Parenting young kids today is quite different from when you were raising your children. Schools demand more connection between home and teachers. Phones, tablets, and laptops are the norm, even for preschool or early elementary-aged kids. And it probably feels like there is less opportunity for kids to be kids.
When you add the trauma and losses your grandchild (or other loved one) has experienced before coming to your home, it’s no wonder he’s bouncing off the walls by dinner time or melting down at bedtime. Your exhaustion and feeling of overwhelm are totally understandable.

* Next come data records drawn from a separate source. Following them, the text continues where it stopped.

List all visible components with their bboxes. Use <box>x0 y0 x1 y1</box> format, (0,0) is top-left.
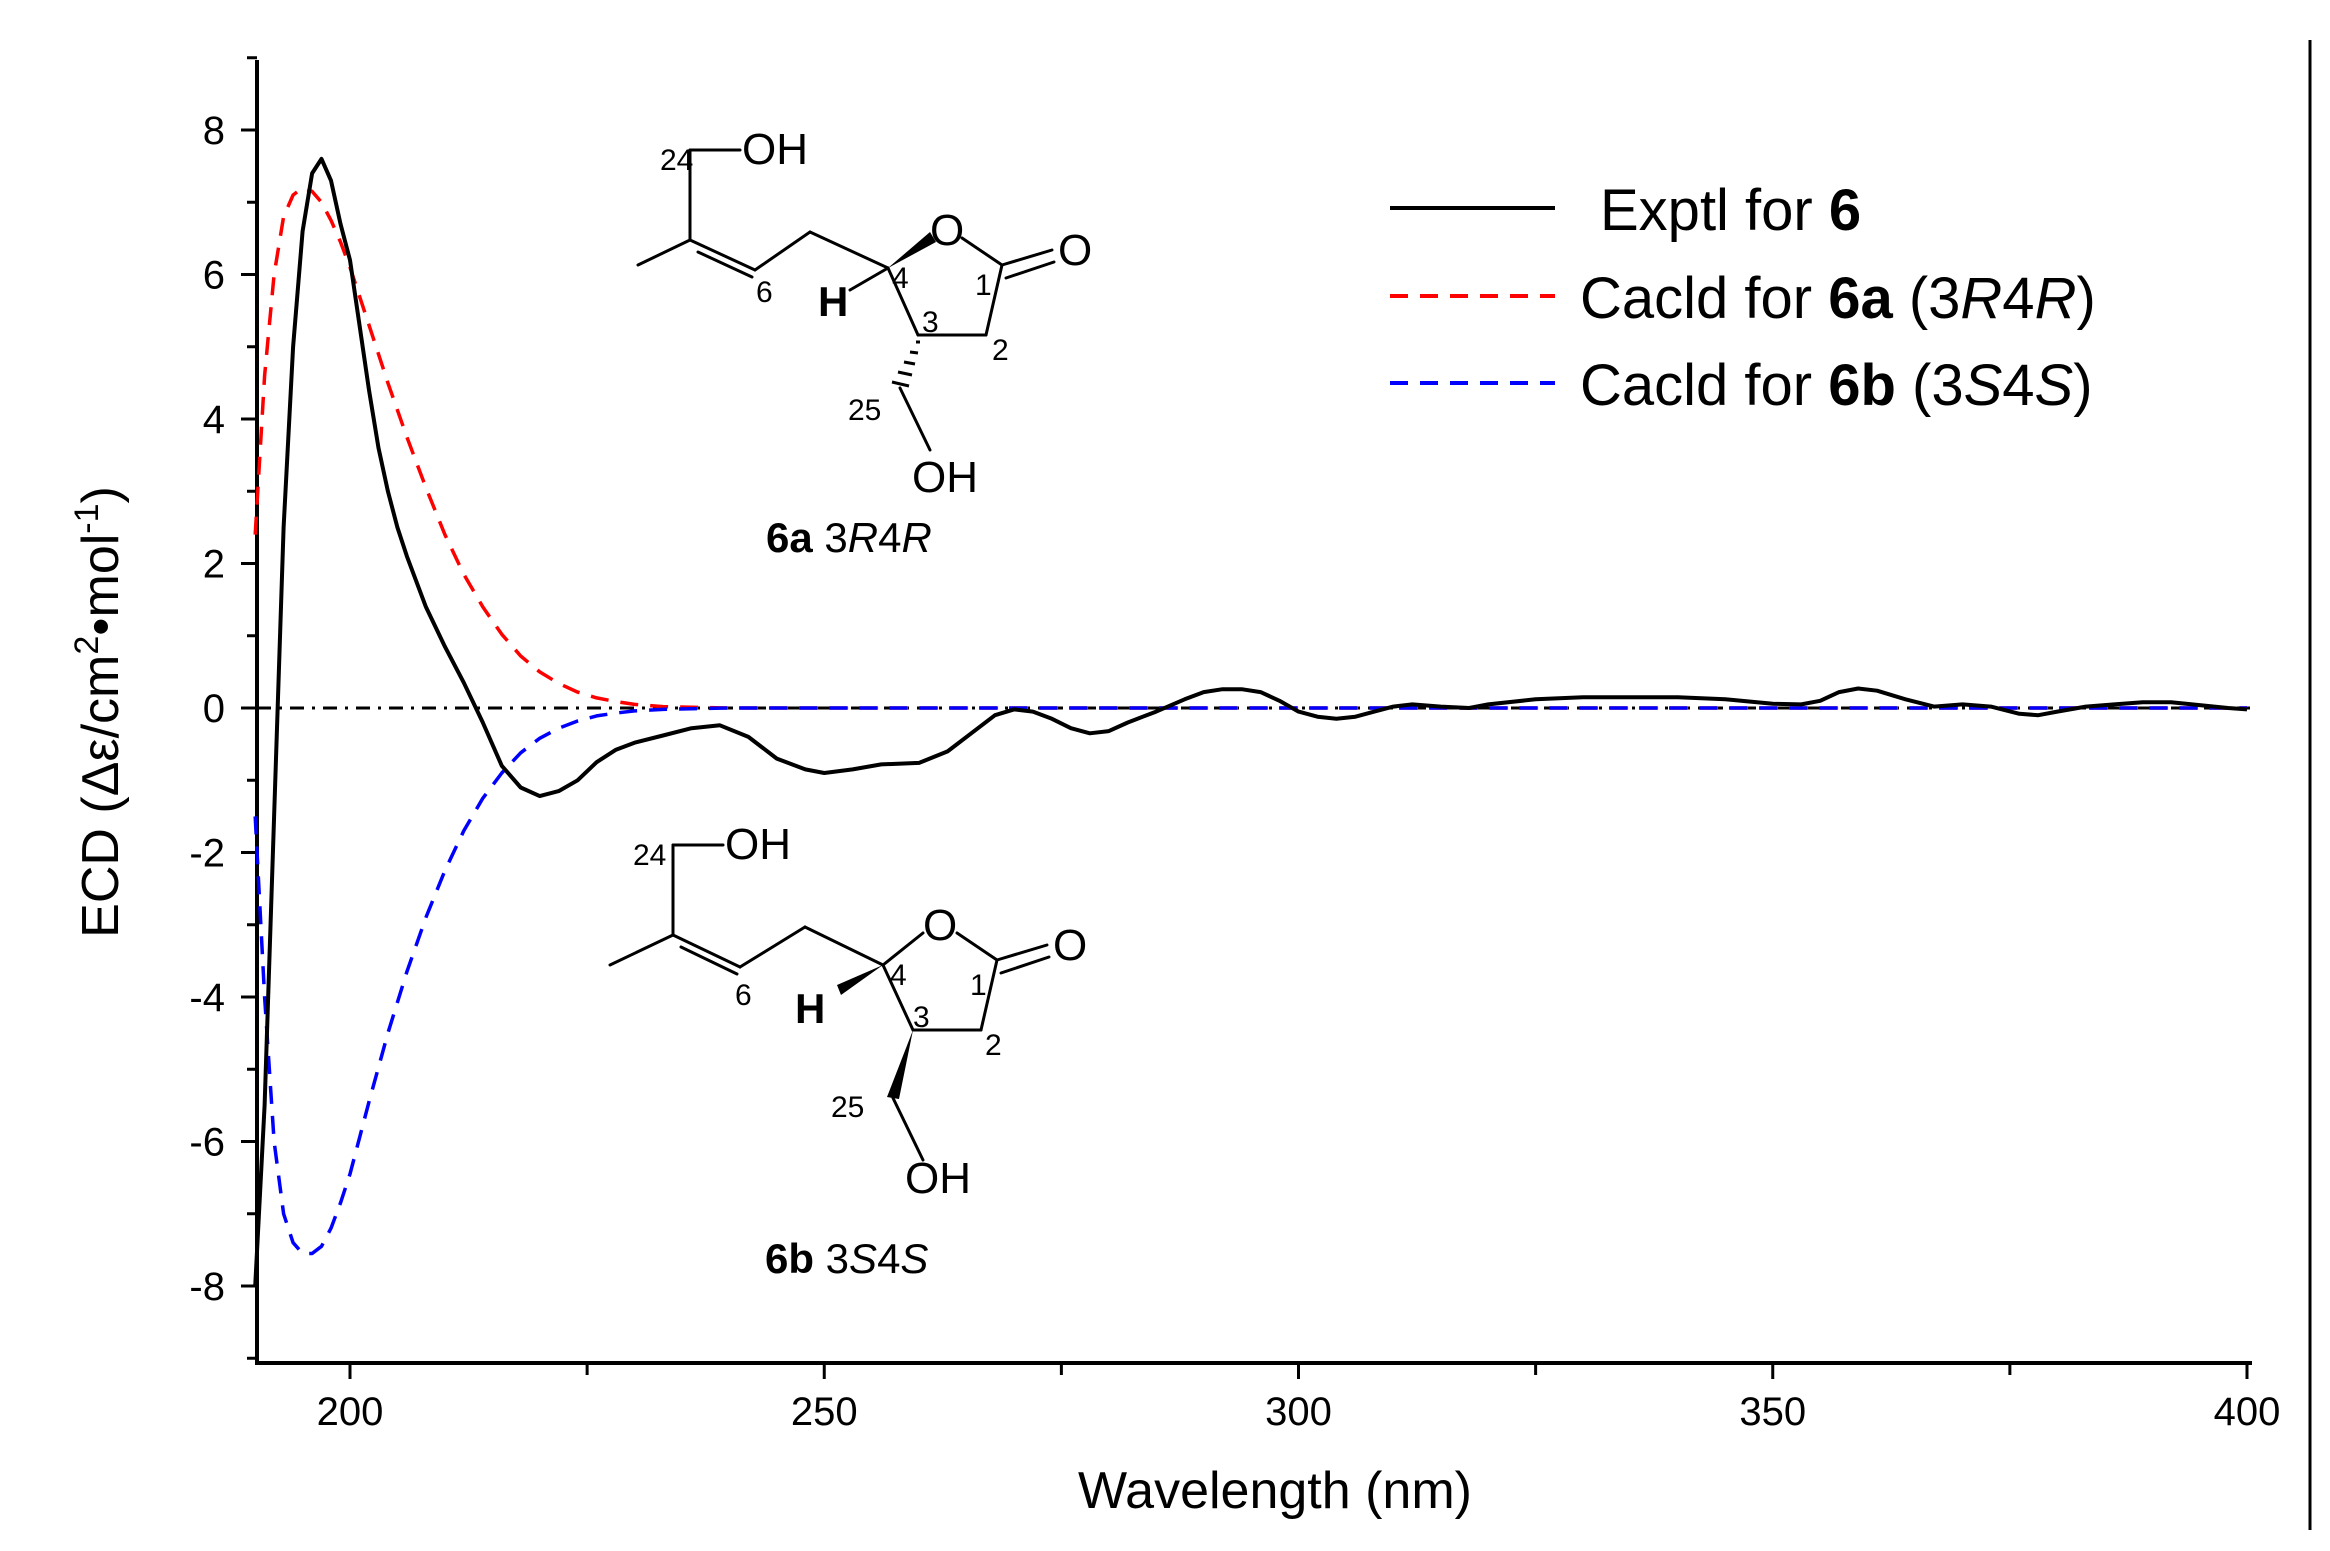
y-axis-title-sup1: 2 <box>68 636 106 655</box>
svg-text:3: 3 <box>913 1001 930 1034</box>
svg-text:6b 3S4S: 6b 3S4S <box>765 1235 928 1282</box>
y-axis-title-part-c: ) <box>72 486 130 503</box>
x-axis-title: Wavelength (nm) <box>1078 1462 1472 1520</box>
y-axis-title-part-a: ECD (Δε/cm <box>72 655 130 938</box>
y-tick-label: -2 <box>189 832 225 876</box>
y-tick-label: 2 <box>203 543 225 587</box>
svg-text:24: 24 <box>633 839 666 872</box>
y-tick-label: 0 <box>203 687 225 731</box>
structure-6b: OH 24 6 O O 4 1 3 2 H 25 OH 6b 3S4S <box>608 820 1087 1282</box>
svg-text:OH: OH <box>725 820 791 869</box>
svg-text:1: 1 <box>970 969 987 1002</box>
svg-text:6a 3R4R: 6a 3R4R <box>766 514 932 561</box>
svg-text:O: O <box>930 206 964 255</box>
x-tick-label: 350 <box>1739 1390 1806 1434</box>
y-tick-label: -8 <box>189 1265 225 1309</box>
legend-entry-6b: Cacld for 6b (3S4S) <box>1580 353 2093 418</box>
x-tick-label: 300 <box>1265 1390 1332 1434</box>
svg-text:4: 4 <box>892 262 909 295</box>
y-tick-label: -4 <box>189 976 225 1020</box>
y-tick-label: 4 <box>203 398 225 442</box>
legend-entry-6a: Cacld for 6a (3R4R) <box>1580 266 2096 331</box>
svg-text:3: 3 <box>922 306 939 339</box>
y-ticks: 8 6 4 2 0 -2 -4 -6 -8 <box>189 56 257 1360</box>
svg-text:6: 6 <box>756 276 773 309</box>
svg-text:4: 4 <box>890 959 907 992</box>
series-exptl-6 <box>253 156 2248 1287</box>
svg-text:25: 25 <box>831 1091 864 1124</box>
svg-text:OH: OH <box>742 125 808 174</box>
x-tick-label: 250 <box>791 1390 858 1434</box>
svg-text:OH: OH <box>912 453 978 502</box>
svg-text:25: 25 <box>848 394 881 427</box>
x-tick-label: 200 <box>317 1390 384 1434</box>
svg-text:2: 2 <box>985 1029 1002 1062</box>
svg-text:6: 6 <box>735 979 752 1012</box>
y-tick-label: 8 <box>203 109 225 153</box>
legend-entry-exptl: Exptl for 6 <box>1600 178 1861 243</box>
svg-text:O: O <box>1058 226 1092 275</box>
svg-text:H: H <box>818 278 848 325</box>
structure-6a: OH 24 6 O O 4 1 3 2 H 25 OH 6a 3R4R <box>636 125 1092 561</box>
y-axis-title: ECD (Δε/cm2•mol-1) <box>68 486 130 938</box>
x-ticks: 200 250 300 350 400 <box>317 1363 2281 1434</box>
y-tick-label: -6 <box>189 1121 225 1165</box>
svg-text:O: O <box>1053 921 1087 970</box>
series-cacld-6b <box>253 706 2247 1256</box>
x-tick-label: 400 <box>2214 1390 2281 1434</box>
y-axis-title-sup2: -1 <box>68 503 106 533</box>
svg-text:24: 24 <box>660 144 693 177</box>
axes <box>255 60 2252 1365</box>
svg-text:O: O <box>923 901 957 950</box>
svg-text:2: 2 <box>992 334 1009 367</box>
svg-text:H: H <box>795 985 825 1032</box>
svg-text:OH: OH <box>905 1154 971 1203</box>
svg-text:1: 1 <box>975 269 992 302</box>
series-layer <box>253 156 2248 1287</box>
y-tick-label: 6 <box>203 254 225 298</box>
legend: Exptl for 6 Cacld for 6a (3R4R) Cacld fo… <box>1390 178 2096 418</box>
y-axis-title-part-b: •mol <box>72 534 130 636</box>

Tips to Help You Manage Daily Life
Managing this new day-to-day pace with a younger grandchild in today’s world can feel like a brand-new experience, even if you are a seasoned parent. Here are some tips to help you and your grandchild settle into a new and better routine for everyone.
1. Slow Down.
You and your grandchild need time and space to settle in together. You need to find your groove in this new role. Your grandchild must build trust that you will be there for them. All of this takes time. Slow your daily schedule down so you do less during this adjustment time. Make room to get to know each other and settle into the new dynamics of life together.
2. Establish a Predictable Routine.
Your grandchild likely has had little control over what happened to them and how they got to your home. One of the greatest gifts you can give them is predictability and consistency. For example, let them know there is a time for eating, brushing their teeth, playing, schoolwork, TV, video games, and bedtime.
Remind them lovingly and patiently of your household routines and consistently enforce the rhythms of your home. Many young kids need to see their daily schedule in pictures or a checklist taped to the refrigerator.
3. Take Transitions Slowly.
Your young grandchild may struggle with starting and stopping activities—moving from one thing to another. Transitions are challenging for all kids but especially hard for kids who have experienced loss or chaos. Outline the schedule in advance, for example:
“We’re going to play at the playground after school and then we’re going grocery shopping to get something yummy for dinner.”
Follow that with a warning about 10 minutes before the shift will happen.
Use an egg timer or the timer on your phone to reinforce your warning. Praise your grandchild when they make even the slightest progress in transitioning out of their activity. When they struggle to leave, offer a second chance.
If leaving today didn’t work well, tell them the next day that you can’t go to the park to play because it was too hard for them to leave. Assure them that with this short break, you are sure that they will do a much better job when they try again the next day.
4. Become a Behavior Detective.
When you are faced with behaviors from your young grandchild that are challenging and problematic, become like a detective to solve the mystery. Start thinking about and observing them to help you think through possible causes and solutions:
- What are the worst times of the day for your grandchild?
- What were they doing before they fell apart?
- When did they last eat? Are they well-hydrated?
- Have they had time to play outside today?
- Is there a pattern to their challenging behaviors?
Be Patient with Yourself and Your Grandchild
You may have many problems to fix but try to focus on only one at a time. Maybe you should start with the one that drives you the craziest! Or, consider solving the one that will be easiest to change. No matter which you choose, remember that it took a while for these behaviors to develop. It will take a bit to correct, but you’ve got this!